Abstract
Background: Adolescents experience elevated rates of STDs and HIV. STD/HIV prevention interventions for young men are crucial to decrease their STD/HIV rates and reduce disease transmission to female partners. To advance sexual health promotion interventions for young men, this paper reviewed the efficacy of STD/HIV prevention interventions conducted in North and Central America in the past 20 years.
Method: PubMed, Google Scholar, and EBSCO Host databases were used to locate STD/HIV interventions. Eligible interventions were limited to STD/HIV interventions for young men between the ages of 10 and 18. We review 8 STD/HIV prevention interventions targeting heterosexual adolescent males and summarize key intervention components and content, overview intervention efficacy outcome data, and provide directions for future research.
Results: The majority of interventions were guided by health behavior change theory. Interventions employed interactive group-based education and behavioral skills training to reduce risky sexual behaviors. All interventions used a randomized controlled trial design with a comparison or control group. Follow-up times varied markedly, ranging from 3 weeks to 36 months. All but one intervention improved at least one behavioral outcome (e.g., increased frequency of condom use).

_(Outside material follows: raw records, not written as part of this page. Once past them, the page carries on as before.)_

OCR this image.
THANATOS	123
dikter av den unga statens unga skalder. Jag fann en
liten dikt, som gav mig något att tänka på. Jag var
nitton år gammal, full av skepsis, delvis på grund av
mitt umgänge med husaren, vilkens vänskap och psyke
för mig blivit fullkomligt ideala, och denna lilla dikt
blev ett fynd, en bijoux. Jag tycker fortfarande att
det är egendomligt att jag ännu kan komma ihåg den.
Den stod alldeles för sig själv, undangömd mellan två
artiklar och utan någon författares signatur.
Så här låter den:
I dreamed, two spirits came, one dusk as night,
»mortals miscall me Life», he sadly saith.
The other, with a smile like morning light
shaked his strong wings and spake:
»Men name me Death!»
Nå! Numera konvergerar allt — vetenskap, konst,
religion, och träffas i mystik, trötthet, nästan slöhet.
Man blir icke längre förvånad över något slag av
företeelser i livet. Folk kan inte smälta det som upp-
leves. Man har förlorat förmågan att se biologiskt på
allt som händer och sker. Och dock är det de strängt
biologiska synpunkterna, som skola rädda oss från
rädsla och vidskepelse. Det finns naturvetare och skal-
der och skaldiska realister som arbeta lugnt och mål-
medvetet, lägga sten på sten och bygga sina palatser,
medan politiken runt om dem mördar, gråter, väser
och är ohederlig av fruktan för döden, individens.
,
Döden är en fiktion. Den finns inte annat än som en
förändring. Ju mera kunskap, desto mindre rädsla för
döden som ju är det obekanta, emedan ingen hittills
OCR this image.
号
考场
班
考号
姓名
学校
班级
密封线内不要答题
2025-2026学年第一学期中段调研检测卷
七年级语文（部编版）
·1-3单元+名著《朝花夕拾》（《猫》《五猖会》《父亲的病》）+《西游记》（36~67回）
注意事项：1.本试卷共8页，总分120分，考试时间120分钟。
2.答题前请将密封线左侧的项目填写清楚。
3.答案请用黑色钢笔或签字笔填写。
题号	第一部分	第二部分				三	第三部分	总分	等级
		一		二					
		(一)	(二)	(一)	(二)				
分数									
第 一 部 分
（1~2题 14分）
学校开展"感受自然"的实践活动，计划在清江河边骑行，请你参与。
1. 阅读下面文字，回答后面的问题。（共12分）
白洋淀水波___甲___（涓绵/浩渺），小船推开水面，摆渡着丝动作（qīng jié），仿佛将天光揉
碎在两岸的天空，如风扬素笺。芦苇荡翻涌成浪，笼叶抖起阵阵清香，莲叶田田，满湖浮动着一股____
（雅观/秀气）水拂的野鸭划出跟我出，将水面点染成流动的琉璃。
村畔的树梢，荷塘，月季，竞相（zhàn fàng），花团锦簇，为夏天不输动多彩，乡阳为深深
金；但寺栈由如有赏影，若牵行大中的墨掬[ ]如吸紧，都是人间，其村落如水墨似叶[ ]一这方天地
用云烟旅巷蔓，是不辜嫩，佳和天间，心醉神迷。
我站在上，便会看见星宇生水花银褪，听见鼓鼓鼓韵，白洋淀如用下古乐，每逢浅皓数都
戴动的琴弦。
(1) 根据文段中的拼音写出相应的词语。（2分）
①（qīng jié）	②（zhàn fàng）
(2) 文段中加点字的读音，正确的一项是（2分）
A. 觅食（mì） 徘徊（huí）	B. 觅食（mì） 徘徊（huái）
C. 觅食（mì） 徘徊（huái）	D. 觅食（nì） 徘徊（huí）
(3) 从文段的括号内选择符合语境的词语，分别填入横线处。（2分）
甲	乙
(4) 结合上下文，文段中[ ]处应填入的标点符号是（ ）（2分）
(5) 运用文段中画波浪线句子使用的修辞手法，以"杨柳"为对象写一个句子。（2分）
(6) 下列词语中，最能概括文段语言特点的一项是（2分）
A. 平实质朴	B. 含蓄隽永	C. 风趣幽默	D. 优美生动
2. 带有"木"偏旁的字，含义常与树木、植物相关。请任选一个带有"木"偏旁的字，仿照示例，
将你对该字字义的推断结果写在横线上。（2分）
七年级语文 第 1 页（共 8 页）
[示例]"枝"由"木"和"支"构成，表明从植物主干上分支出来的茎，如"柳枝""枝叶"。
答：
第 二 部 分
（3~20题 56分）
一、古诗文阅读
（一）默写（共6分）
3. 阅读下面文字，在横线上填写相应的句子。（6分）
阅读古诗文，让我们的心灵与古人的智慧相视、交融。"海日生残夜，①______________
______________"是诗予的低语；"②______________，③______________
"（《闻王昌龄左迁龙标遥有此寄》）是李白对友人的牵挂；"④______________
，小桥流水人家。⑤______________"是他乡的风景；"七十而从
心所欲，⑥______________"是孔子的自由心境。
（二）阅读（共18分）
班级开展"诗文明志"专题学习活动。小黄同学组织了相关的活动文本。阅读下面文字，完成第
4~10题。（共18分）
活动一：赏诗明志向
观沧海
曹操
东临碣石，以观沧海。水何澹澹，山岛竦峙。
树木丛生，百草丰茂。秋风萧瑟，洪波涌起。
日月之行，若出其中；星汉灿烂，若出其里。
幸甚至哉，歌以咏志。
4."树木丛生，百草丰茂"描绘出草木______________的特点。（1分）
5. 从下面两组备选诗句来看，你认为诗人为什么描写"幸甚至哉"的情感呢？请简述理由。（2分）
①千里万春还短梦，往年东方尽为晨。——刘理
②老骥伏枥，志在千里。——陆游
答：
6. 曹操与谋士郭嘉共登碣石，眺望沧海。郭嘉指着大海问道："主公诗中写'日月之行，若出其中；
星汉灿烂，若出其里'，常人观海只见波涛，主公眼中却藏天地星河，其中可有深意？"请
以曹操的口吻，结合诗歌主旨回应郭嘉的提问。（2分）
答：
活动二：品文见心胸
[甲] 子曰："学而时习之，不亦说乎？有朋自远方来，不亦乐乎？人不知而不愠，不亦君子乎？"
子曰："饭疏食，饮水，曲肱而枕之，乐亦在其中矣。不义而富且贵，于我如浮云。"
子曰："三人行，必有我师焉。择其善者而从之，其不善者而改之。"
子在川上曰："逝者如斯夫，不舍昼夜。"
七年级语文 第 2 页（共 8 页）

Conclusions: Findings suggest that male adolescent interventions can effectively curtail the STD/HIV epidemic. Major weaknesses of the reviewed studies include the reliance on self-report behavioral measures, lack of biological endpoints, and short follow-ups. Study strengths include use of randomized control trial design and theory-based content. Future research should increase the dissemination of effective sexual risk reduction interventions to decrease STD/HIV among adolescent males and their female partners.
Keywords: African-American adolescent males, HIV, Review, STD, STD/HIV prevention interventions.